La situación se complica aún más con las declaraciones del presidente estadounidense, Donald Trump, quien ha amenazado con acciones militares si Irán no acepta un acuerdo. El país persa, por su parte, ha rechazado el ultimátum y ha cerrado el tráfico de buques en el estratégico Estrecho de Ormuz, donde transita aproximadamente el 20% del petróleo mundial. Este cierre podría tener repercusiones en los precios del petróleo y, por ende, en las economías de la región, incluida Argentina, que depende de las importaciones de energía.

Para los inversores, la estabilidad del dólar es crucial, especialmente en un contexto donde el Banco Central de Brasil ha intervenido en el mercado cambiario vendiendo contratos de swap para manejar la volatilidad. La venta de 50.000 contratos de swap cambial tradicional para la próxima fecha de vencimiento es un indicativo de que las autoridades están atentas a la fluctuación del tipo de cambio. La estrategia del Banco Central podría influir en la dirección futura del real, dependiendo de la evolución de las tensiones internacionales.

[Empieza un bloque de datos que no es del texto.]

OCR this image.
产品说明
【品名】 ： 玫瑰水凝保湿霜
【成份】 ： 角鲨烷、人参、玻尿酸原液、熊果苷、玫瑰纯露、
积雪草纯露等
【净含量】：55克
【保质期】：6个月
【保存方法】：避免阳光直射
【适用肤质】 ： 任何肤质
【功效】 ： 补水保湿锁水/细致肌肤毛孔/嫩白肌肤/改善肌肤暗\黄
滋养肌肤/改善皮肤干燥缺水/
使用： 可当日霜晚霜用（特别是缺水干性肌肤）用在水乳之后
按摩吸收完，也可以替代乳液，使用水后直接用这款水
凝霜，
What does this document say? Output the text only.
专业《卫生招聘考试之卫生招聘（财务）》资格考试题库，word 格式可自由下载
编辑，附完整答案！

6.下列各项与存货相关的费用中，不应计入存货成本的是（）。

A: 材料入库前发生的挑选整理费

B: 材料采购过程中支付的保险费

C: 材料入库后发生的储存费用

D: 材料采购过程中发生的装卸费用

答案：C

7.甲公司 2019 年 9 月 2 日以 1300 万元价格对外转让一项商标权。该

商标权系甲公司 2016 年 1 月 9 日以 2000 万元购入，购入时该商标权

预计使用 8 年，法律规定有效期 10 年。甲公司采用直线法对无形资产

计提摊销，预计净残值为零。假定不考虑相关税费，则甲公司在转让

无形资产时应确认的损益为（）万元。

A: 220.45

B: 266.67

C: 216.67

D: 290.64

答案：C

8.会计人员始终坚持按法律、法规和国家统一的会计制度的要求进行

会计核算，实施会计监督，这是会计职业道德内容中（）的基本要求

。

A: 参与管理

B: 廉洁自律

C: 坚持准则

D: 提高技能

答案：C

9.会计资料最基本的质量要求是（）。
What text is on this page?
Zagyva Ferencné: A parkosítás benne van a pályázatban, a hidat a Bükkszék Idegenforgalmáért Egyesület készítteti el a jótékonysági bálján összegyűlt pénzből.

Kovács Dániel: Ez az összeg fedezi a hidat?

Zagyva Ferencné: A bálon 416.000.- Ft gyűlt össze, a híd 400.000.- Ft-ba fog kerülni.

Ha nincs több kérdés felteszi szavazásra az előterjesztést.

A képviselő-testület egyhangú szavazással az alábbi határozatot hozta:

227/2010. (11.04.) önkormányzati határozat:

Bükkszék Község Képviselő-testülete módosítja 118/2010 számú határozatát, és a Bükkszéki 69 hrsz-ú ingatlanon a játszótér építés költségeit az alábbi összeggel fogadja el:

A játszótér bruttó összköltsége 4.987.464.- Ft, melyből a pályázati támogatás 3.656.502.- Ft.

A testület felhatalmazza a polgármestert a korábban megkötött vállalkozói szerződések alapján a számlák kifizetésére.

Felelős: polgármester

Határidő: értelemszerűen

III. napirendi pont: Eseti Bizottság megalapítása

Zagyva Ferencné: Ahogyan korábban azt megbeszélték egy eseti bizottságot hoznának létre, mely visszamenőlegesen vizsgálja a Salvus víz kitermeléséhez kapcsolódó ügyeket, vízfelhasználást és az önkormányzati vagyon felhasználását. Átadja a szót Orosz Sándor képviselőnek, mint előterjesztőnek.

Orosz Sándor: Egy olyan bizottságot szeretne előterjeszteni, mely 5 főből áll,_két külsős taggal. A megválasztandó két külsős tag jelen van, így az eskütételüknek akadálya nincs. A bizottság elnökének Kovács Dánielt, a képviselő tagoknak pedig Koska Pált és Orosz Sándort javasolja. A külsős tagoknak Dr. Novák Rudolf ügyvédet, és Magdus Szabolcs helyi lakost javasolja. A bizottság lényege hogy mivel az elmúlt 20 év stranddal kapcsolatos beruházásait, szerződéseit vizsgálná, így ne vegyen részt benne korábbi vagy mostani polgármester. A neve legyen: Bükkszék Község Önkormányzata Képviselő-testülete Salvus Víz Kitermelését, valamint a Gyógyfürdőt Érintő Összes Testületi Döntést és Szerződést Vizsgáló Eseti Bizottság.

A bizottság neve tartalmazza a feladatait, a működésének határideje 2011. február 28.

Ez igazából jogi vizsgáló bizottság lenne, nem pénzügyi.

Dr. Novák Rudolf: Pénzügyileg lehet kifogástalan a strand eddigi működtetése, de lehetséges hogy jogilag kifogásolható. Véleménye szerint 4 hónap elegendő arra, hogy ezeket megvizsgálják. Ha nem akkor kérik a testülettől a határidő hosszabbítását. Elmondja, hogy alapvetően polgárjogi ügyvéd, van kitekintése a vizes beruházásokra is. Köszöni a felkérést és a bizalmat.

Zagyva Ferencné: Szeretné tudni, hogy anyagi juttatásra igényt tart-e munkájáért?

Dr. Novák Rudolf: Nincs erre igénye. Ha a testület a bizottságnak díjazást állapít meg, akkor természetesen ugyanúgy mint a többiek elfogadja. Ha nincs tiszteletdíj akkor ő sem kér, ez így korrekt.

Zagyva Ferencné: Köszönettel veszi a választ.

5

A medida que se acerca el final del plazo de cese de fuego entre EE.UU. e Irán, los inversores deberán estar atentos a cualquier anuncio o cambio en la situación. La falta de un acuerdo podría llevar a un aumento en la volatilidad del mercado cambiario y afectar las cotizaciones de las acciones en Brasil. Además, el impacto de estas tensiones podría extenderse a otros mercados emergentes, afectando también al peso argentino, que ya enfrenta sus propios desafíos internos. Las próximas semanas serán decisivas para evaluar cómo se desarrollará esta situación y su efecto en el mercado local.